Pourtant, une étude a montré qu’un suivi serré à différents niveaux semble efficace pour réduire les décès par suicide : l’attribution d’un rendez-vous psychogériatrique dans la semaine et la mise en lien urgente avec un gestionnaire de cas dédié à la personne en crise, des visites et des appels réguliers, une révision du plan de soins et une évaluation continue des progrès cliniques.
2. Outils d’évaluation du risque suicidaire et sécurité
Les outils et questionnaires standards de dépistage du suicide ont une faible sensibilité, ce qui entraîne des cas manqués ou des taux élevés de faux positifs. Une évaluation clinique des besoins, centrée sur la personne âgée, permettrait de mieux aborder les raisons à l’origine des blessures auto-infligées, tout en tenant compte des forces de la personne âgée, de ses stratégies d’adaptation et des circonstances psychosociales.
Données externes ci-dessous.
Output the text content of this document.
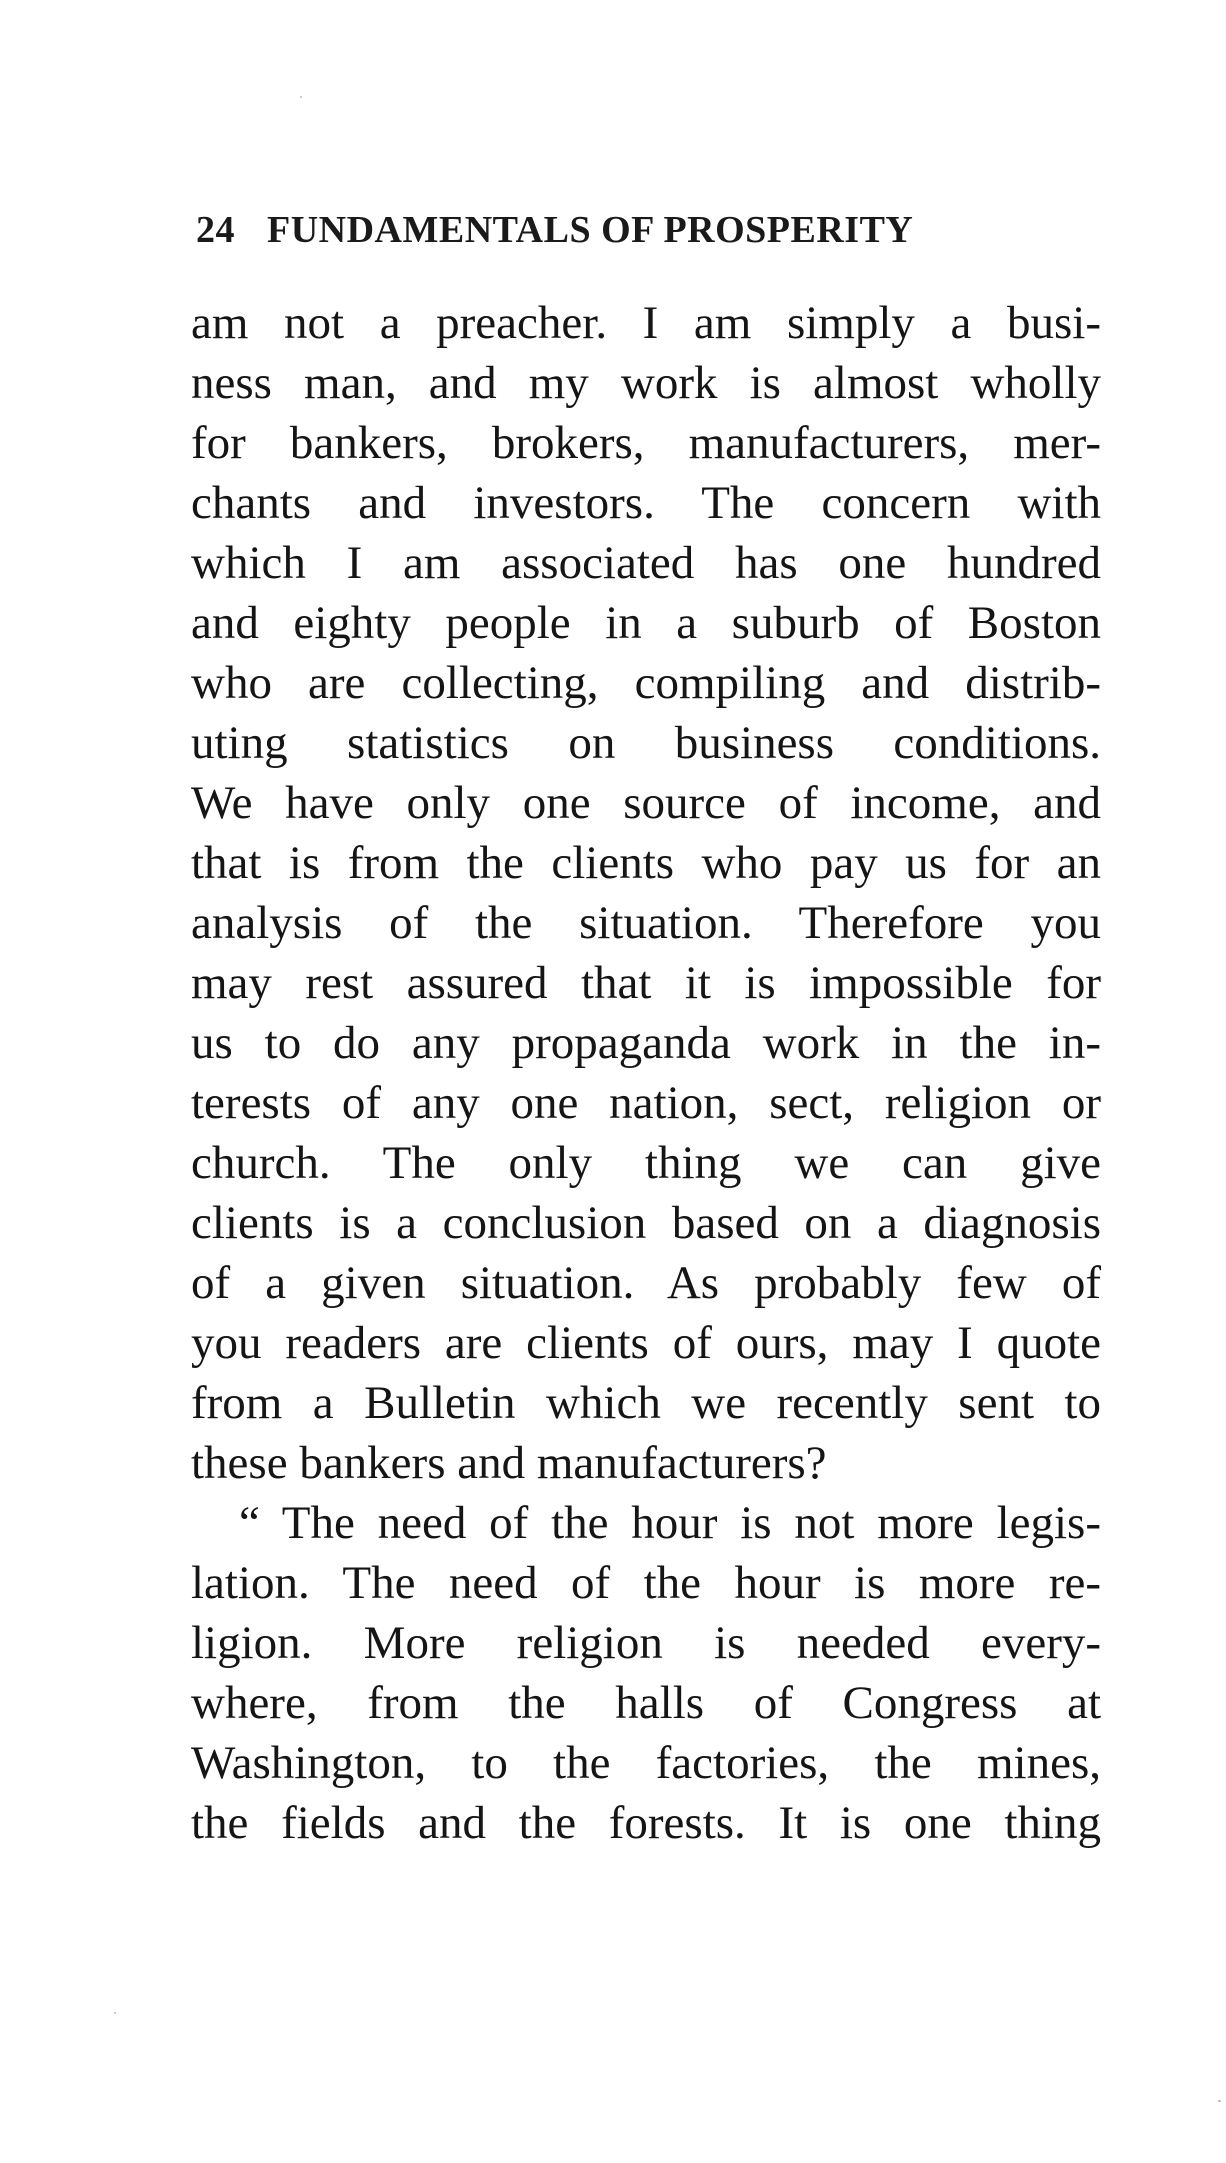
24 FUNDAMENTALS OF PROSPERITY
am not a preacher. I am simply a busi-
ness man, and my work is almost wholly
for bankers, brokers, manufacturers, mer-
chants and investors. The concern with
which I am associated has one hundred
and eighty people in a suburb of Boston
who are collecting, compiling and distrib-
uting statistics on business conditions.
We have only one source of income, and
that is from the clients who pay us for an
analysis of the situation. Therefore you
may rest assured that it is impossible for
us to do any propaganda work in the in-
terests of any one nation, sect, religion or
church. The only thing we can give
clients is a conclusion based on a diagnosis
of a given situation. As probably few of
you readers are clients of ours, may I quote
from a Bulletin which we recently sent to
these bankers and manufacturers?
“ The need of the hour is not more legis-
lation. The need of the hour is more re-
ligion. More religion is needed every-
where, from the halls of Congress at
Washington, to the factories, the mines,
the fields and the forests. It is one thing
La planification de la sécurité des personnes âgées s’étant infligé des blessures est surtout basée sur la restriction des moyens (par exemple, restreindre l’accès à des objets tranchants, à des médicaments, à des armes à feu, etc.). Mais il serait souhaitable de miser aussi sur d’autres facteurs de protection : le réseau social et familial, les loisirs artistiques, les stratégies pour faire face aux défis dus au vieillissement, le bénévolat, la spiritualité, etc.
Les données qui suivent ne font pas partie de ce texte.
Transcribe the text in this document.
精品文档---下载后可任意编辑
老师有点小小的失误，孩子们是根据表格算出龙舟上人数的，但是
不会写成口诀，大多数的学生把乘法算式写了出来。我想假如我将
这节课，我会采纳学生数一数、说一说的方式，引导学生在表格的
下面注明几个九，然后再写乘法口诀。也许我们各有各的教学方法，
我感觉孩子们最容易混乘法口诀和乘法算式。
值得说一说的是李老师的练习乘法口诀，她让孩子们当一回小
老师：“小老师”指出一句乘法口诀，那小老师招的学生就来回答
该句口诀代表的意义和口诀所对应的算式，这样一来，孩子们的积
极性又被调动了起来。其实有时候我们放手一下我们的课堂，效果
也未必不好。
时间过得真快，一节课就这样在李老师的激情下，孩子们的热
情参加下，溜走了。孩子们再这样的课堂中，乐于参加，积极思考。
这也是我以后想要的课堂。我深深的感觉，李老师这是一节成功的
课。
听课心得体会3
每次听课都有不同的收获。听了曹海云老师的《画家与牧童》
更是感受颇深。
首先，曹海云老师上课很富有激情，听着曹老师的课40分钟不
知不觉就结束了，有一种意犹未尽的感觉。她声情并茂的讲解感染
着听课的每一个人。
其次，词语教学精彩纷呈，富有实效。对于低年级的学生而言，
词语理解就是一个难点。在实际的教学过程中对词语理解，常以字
3. Stratégies d’engagement et d’intervention
Pour s’assurer que les personnes âgées s’infligeant des blessures soient adéquatement prises en charge, il faut envisager une approche à plusieurs niveaux : lutter contre l’âgisme, mieux diagnostiquer et traiter la dépression, mieux faire connaître les services et les ressources disponibles, planifier de manière collaborative avec les personnes âgées des services qui seront à la fois efficaces, adaptés et acceptables.
Demandez de l’aide
Il est difficile de déterminer si une personne s’infligent des blessures intentionnelles ou a des pensées suicidaires, car souvent elle n’en parle pas avant de passer à l’acte. Toutefois, certains signes avant-coureurs ou facteurs peuvent vous mettre la puce à l’oreille : marques ou blessures visibles sur le corps, anxiété et dépression, isolement social, insomnie, douleurs somatiques, refus de s’alimenter ou deuil récent.
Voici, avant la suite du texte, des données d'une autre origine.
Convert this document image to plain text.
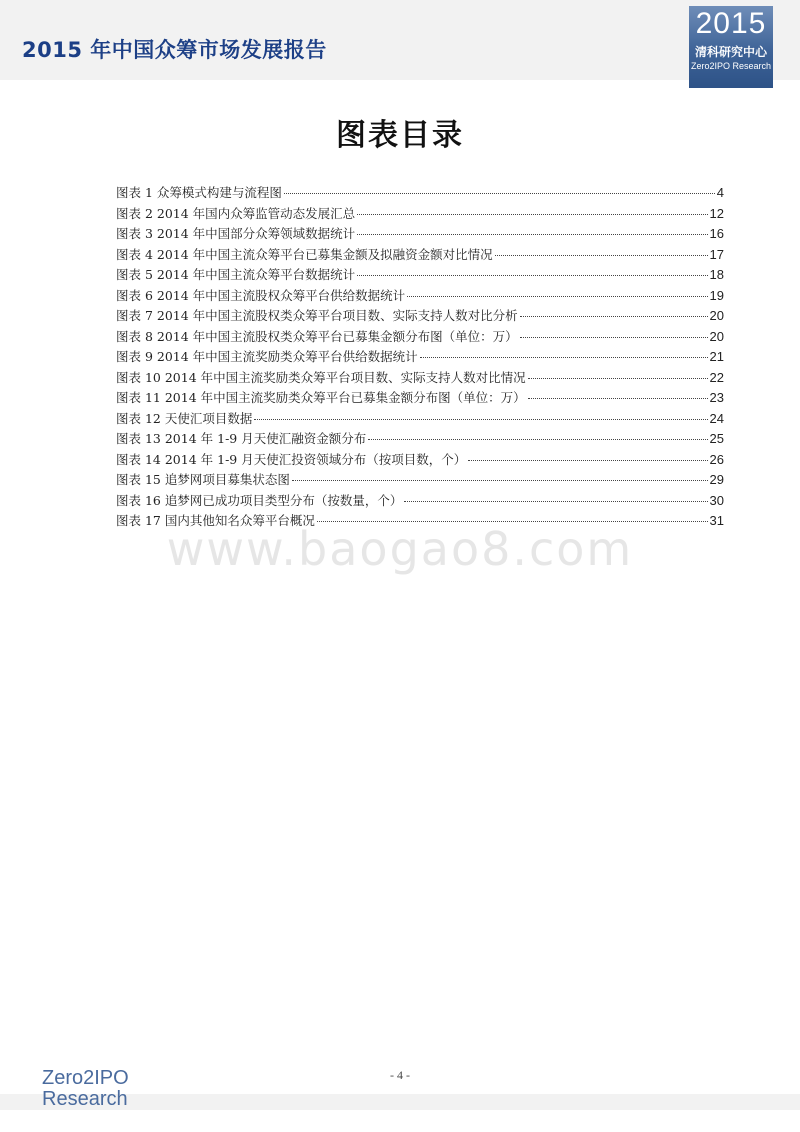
2015 年中国众筹市场发展报告
2015
清科研究中心
Zero2IPO Research
图表目录
图表 1 众筹模式构建与流程图	4
图表 2 2014 年国内众筹监管动态发展汇总	12
图表 3 2014 年中国部分众筹领域数据统计	16
图表 4 2014 年中国主流众筹平台已募集金额及拟融资金额对比情况	17
图表 5 2014 年中国主流众筹平台数据统计	18
图表 6 2014 年中国主流股权众筹平台供给数据统计	19
图表 7 2014 年中国主流股权类众筹平台项目数、实际支持人数对比分析	20
图表 8 2014 年中国主流股权类众筹平台已募集金额分布图（单位：万）	20
图表 9 2014 年中国主流奖励类众筹平台供给数据统计	21
图表 10 2014 年中国主流奖励类众筹平台项目数、实际支持人数对比情况	22
图表 11 2014 年中国主流奖励类众筹平台已募集金额分布图（单位：万）	23
图表 12 天使汇项目数据	24
图表 13 2014 年 1-9 月天使汇融资金额分布	25
图表 14 2014 年 1-9 月天使汇投资领域分布（按项目数，个）	26
图表 15 追梦网项目募集状态图	29
图表 16 追梦网已成功项目类型分布（按数量，个）	30
图表 17 国内其他知名众筹平台概况	31
www.baogao8.com
- 4 -
Zero2IPO
Research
Que ce soit pour vous ou pour un proche, n’hésitez pas à :
- appeler le 911 s’il y a une urgence immédiate
- appeler la ligne d’écoute téléphonique de prévention du suicide de votre région :
- partout au Canada : 1 833 456-4566 ou par message texte au 45645, https://suicideprevention.ca/resources/
- au Québec : 1 866 APPELLE (1 866 277-3553) ou par message texte au 535353, https://suicide.ca/
- parler à votre professionnel de la santé et des services sociaux.